おれは、無知を責めようとは思わない。おれたちだって、この世のぜんぶのことを知っているわけじゃないからな。やっぱり無知なんだよ。
だが、無知が自覚できないものには、砂をひっかけてやってもかまわないと思う。そうされてはじめて、おれたちは無知に気づくんだからな。
自分の足元が、真紅の粘土の丘のうえだってことに気づくのは、そういうときなのさ。そのときを、コントロールすることはできない。いつだって、そのときは、思いがけなく訪れる。
そうしたら、あとは、そら、そこに立ちつくして、自分という館がほろんでいくのを待ちうけるもよし。そうでなきゃ、冷たい荒野に出て、さすらうのもよかろう。あんたはどうする?
おれか? おれは後者を選びたいね。
というか、もう、そうするしかないんだ。
おれたちの過去は、そういうさすらいを初めてしまっているからさ。
無知のすべてが悪いもんじゃない。無知は空白だが、それが、自分のなかにあることに気づいたとき、おれたちは、その空白を埋めるために旅立つことができるからな。
『クリムゾン・ピーク』の主人公が、自分の人生に欠けていた、燃えるような恋を信じて、異郷の真紅の丘に赴いたように、おれたちは決然と旅立つことができる。
主人公の夫が、不安定な真紅の丘を掘りかえして、しかばねと化した愛を再発見したように、おれたちは試行錯誤の果てに自分を取りもどすことができる。
過去に追いつかれて、息たえるものは、過去を見ないようにしているものさ。それを『クリムゾン・ピーク』は語っていたろ?
つまり、おれたちは、いつだって無知からはじめなくちゃいけないんだ。生まれたときがそうであったように、知らないことを知って、知っているもののうえに、いま、未来を築いていかなくちゃいけない。
そして、それは、おれたちが生まれるより、ずっと前から存在する、おれたちのようなものたちに学ぶことでもある。『クリムゾン・ピーク』が、『回転』と『妖精の森』に、そして、その源である『ねじの回転』に倣ったように、おれたちは過去を生きたひとびとに倣うことで、未来を生きることができる。
これってさ、二次創作だよな。
既存の物語の世界を借りて作られる、二次創作とは、すなわち、おれたちが生まれるまえに作られた世界を借りて、新しい世界を作ることだ。おれたちが生まれるまえに生きたひとびとの生を借りて、おれたちだけの生を生きることだ。
そのひとびととは、幽霊だ。
だから、物語もまた、幽霊だ。
おれたちはそういう幽霊の予言を、警告を受けて、未来を選んでいくんだ。
逆に言えば、おれたちは幽霊の言葉を聞いて、はじめて、ああ、こうすることができる、ああすることもできるな、と思うんだ。

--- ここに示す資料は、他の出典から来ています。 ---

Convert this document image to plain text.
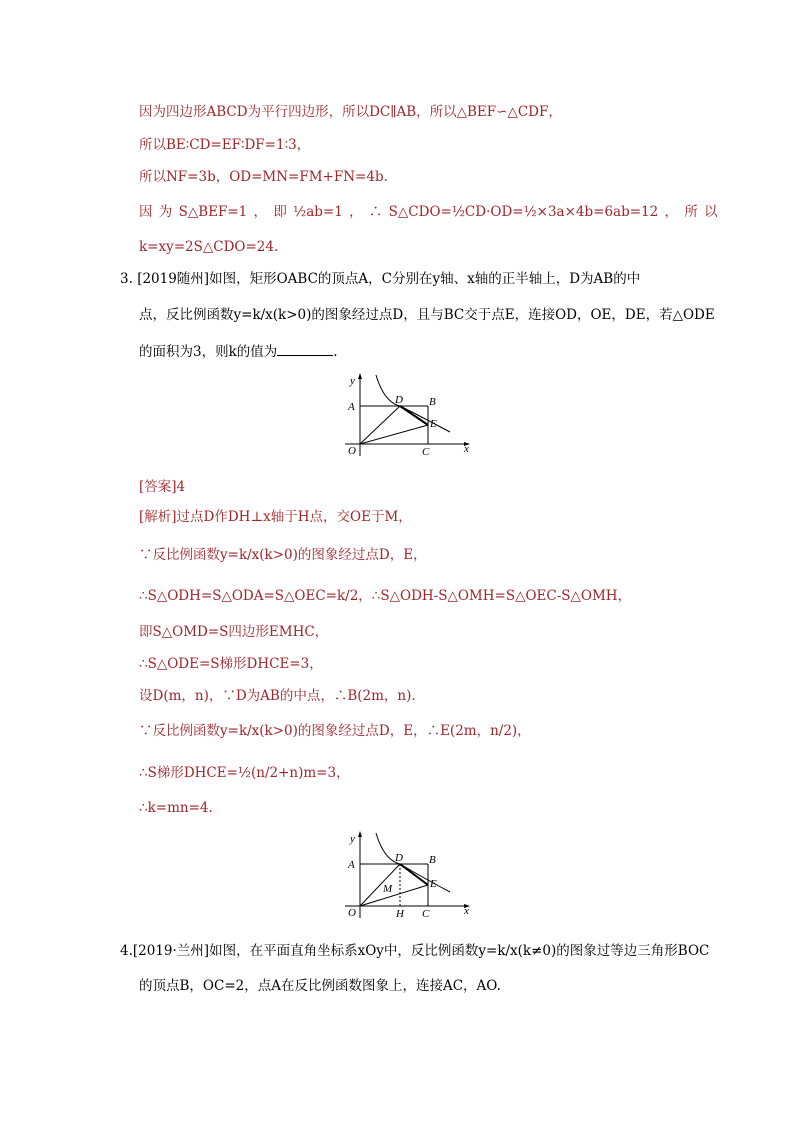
因为四边形ABCD为平行四边形，所以DC∥AB，所以△BEF∽△CDF，
所以BE∶CD=EF∶DF=1∶3，
所以NF=3b，OD=MN=FM+FN=4b.
因 为 S△BEF=1 ， 即 ½ab=1 ， ∴ S△CDO=½CD·OD=½×3a×4b=6ab=12 ， 所 以
k=xy=2S△CDO=24.
3. [2019随州]如图，矩形OABC的顶点A，C分别在y轴、x轴的正半轴上，D为AB的中
点，反比例函数y=k/x(k>0)的图象经过点D，且与BC交于点E，连接OD，OE，DE，若△ODE
的面积为3，则k的值为	.
y
A
D B
E
O	C	x
[答案]4
[解析]过点D作DH⊥x轴于H点，交OE于M，
∵反比例函数y=k/x(k>0)的图象经过点D，E，
∴S△ODH=S△ODA=S△OEC=k/2，∴S△ODH-S△OMH=S△OEC-S△OMH，
即S△OMD=S四边形EMHC，
∴S△ODE=S梯形DHCE=3，
设D(m，n)，∵D为AB的中点，∴B(2m，n).
∵反比例函数y=k/x(k>0)的图象经过点D，E，∴E(2m，n/2)，
∴S梯形DHCE=½(n/2+n)m=3，
∴k=mn=4.
y
A
D B
M	E
O	H C	x
4.[2019·兰州]如图，在平面直角坐标系xOy中，反比例函数y=k/x(k≠0)的图象过等边三角形BOC
的顶点B，OC=2，点A在反比例函数图象上，连接AC，AO.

おれたちが生きることとは、繰りかえすが、二次創作することなのさ。
『クリムゾン・ピーク』は、丘に降りつもった雪が溶け、真紅の泥土が滲みだすところで終わる。
それがなにを意味するか、ここまで読んでくれたあんたは、もうわかってるよな。
映画が終わり、居間が明るくなった。
おれたちのまわりには、おれたちの吐いたたばこの煙が、幽霊のように漂っていたが、小天狗が換気扇を回したら、どこかへ吸いだされていった。